ドラムライン
チャールズ・ストーン三世監督/ニック・キャノン/2002年/アメリカ/DVD
TLCやジャネット・ジャクソンのプロデュースで有名な売れっ子プロデューサー、ダラス・オースティンが、自らの経験をもとにして映画化の企画を持ち込んだことから生まれたという作品。才能ある青年が挫折を乗り越えて成長してゆき、ライバルに打ち勝つまでを描くという、典型的な青春映画だ。
舞台となるのは大学のマーチング・バンド部。これが音楽部にもかかわらず、完璧に体育会系なところにこの映画のおもしろさがある。アメフトのハーフタイム・ショーなんかで観客をにぎわすのが役目の人たちだから、単に演奏ができるだけではなく、見た目でも観客にアピールできなければならない。チーム全体で意思統一の取れたパフォーマンスを実現するべく、彼らは運動部と変わらない過酷な練習の日々を送っている。新入生として入学してきた主人公デヴォン(ニック・キャノン)は、最初のうちはまったくドラムに触らせてさえもらえない。この作品で描かれる大学のマーチング・バンドという馴染みのない世界のあり方には、なかなか興味深いものがあった。

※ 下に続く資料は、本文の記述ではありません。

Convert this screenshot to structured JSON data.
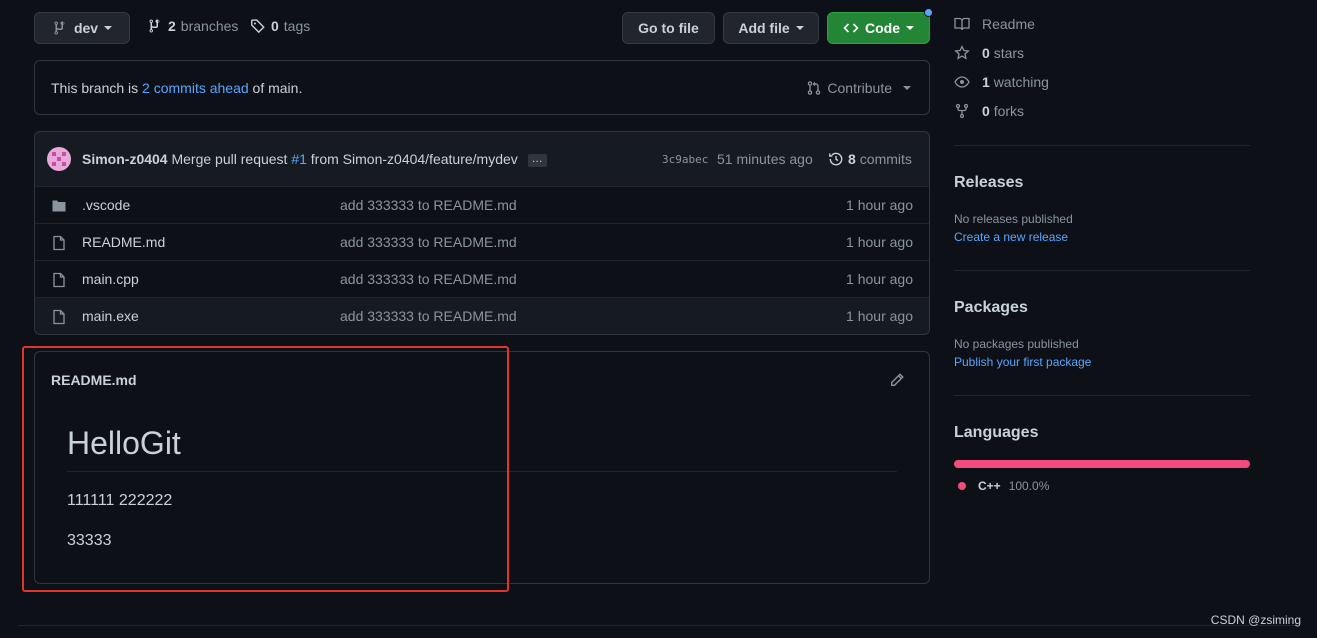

ジャンル分けをすると音楽映画の部類に入るにしては、基本的に音楽自体にはそれほど感動的ではない。マーチング・バンドの演奏というものは実際に見てなんぼ、というものだと思うし(家にいてレコードで演奏を聞きたいと思う人はあまりいないだろう)、それゆえにクライマックスのパフォーマンスに到っても怒濤の感動が押し寄せてきたりはしない。「あれ、こんなもの?」という感じで、純粋な音楽的な感動を求めてしまうと肩透かしを食う感がある。こと演奏シーンの盛り上がりにかけては、似たようなタイプの映画で言うならば、 『天使にラブソングを2』 の方が上だと思う。これはどちらかというと音楽映画というより、スポ根・青春映画として見るべき作品だ。ま、ごちゃごちゃとジャンル分けを考えたりせず、一人の天才黒人ドラマーの青春の一ページを楽しめればそれでいいんだろう。僕は基本的にこの手の映画は大好きなので、十分に楽しませてもらった。